NCT number NCT03145311
Other study ID # rTMS in ttt of DITS
Secondary ID
Status Completed
Phase N/A
First received
Last updated
Start date January 15, 2017
Est. completion date August 30, 2017

Study information

Verified date September 2020
Source Assiut University
Contact n/a
Is FDA regulated No
Health authority
Study type Interventional

Clinical Trial Summary

This study aims to evaluate the efficacy of rTMS on DITS. Twenty patients with DITS were recruited from the outpatient clinic of Aswan University Hospital. The patients were classified into two equal groups, 1st group received real high frequency rTMS at 100% RMT and the 2nd group received sham stimulation with the same pulse delivery but with the coil placed perpendicular to the scalp. For each patient 10 sessions were administered once per day for 5 consecutive days each week for two weeks. All patients were assessed before rTMS and immediately after the end of the 10 sessions. This study is double blinded (the doctor and the patients). Assessment with AIMS scale and different parameters of cortical excitability were performed before and after the end of sessions treatment.


Description:

The aim of this study was to evaluate the efficacy of repetitive transcranial magnetic stimulation (rTMS) on drug induced tardive syndromes.

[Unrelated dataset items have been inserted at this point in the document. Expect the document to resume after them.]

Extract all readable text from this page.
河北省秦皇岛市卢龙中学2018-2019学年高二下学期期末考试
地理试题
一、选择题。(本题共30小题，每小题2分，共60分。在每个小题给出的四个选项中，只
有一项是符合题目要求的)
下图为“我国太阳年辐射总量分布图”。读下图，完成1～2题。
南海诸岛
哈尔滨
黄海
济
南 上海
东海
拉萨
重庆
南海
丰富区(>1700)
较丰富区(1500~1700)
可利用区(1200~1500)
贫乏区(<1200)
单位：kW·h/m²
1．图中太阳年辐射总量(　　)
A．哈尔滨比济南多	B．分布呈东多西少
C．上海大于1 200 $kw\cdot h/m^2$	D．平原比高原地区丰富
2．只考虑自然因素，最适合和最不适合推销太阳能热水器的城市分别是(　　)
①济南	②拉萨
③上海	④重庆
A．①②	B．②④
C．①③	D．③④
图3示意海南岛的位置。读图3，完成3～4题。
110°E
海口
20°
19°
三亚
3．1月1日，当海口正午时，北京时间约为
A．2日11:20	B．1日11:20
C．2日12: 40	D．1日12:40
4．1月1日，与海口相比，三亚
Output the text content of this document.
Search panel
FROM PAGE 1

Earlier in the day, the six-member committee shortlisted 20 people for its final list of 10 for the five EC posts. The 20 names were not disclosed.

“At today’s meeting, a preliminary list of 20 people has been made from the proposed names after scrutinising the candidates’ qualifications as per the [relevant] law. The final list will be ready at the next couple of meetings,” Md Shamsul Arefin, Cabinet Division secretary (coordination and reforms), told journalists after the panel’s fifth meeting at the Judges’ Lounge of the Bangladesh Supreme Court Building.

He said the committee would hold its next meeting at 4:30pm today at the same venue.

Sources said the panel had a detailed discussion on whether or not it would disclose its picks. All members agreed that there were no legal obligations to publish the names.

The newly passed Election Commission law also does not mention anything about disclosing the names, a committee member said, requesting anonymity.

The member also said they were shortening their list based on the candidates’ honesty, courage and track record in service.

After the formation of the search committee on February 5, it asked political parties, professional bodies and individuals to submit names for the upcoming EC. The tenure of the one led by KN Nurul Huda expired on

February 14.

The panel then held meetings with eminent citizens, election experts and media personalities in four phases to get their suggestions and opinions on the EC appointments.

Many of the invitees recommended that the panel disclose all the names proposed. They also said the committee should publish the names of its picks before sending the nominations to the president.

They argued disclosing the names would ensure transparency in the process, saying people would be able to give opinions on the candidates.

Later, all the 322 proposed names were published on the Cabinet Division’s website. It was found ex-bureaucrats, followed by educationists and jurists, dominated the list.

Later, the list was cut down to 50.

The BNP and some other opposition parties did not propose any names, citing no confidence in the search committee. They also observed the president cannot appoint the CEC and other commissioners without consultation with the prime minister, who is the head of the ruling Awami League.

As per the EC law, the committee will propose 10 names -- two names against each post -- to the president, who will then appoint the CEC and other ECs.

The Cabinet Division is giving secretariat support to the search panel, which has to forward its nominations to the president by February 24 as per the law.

the effect of rTMS compare. Twenty patients with drug induced tardive syndromes were recruited from the outpatient clinic of Aswan University Hospital. The patients were classified into two equal groups, 1st group received real 20 Hz-rTMS at 100% RMT (a total of 2000 pulses to each hand area consisting of 10 trains of 200 pulses with intertrain interval 30 s), and the 2nd group received sham stimulation with the same pulse delivery as the 1st group but with the coil placed perpendicular to the scalp. For each patient 10 sessions were administered once per day for 5 consecutive days each week for two weeks. All patients were assessed before rTMS and immediately after the end of the 10 sessions. The patients did not know which type of stimulation they received and to ensure that, the study was double blinded the doctor who assessed the patients didn't know which type of stimulation the patients received. None of the patients had had rTMS before and were unaware of the type of stimulation.The AIMS scale and different parameters of cortical excitability were assessed before and after the end of session treatment.


Recruitment information / eligibility

Status Completed
Enrollment 20
Est. completion date August 30, 2017
Est. primary completion date August 30, 2017
Accepts healthy volunteers No
Gender All
Age group 21 Years to 79 Years
Eligibility Inclusion Criteria:

- All patients with the spectrum of Tardive dyskinesia (TD) according to the diagnostic and statistical manual of mental disorders, fourth edition (DSM IV)

Exclusion Criteria:

- None of the patients suffered from any other clinically relevant disorders.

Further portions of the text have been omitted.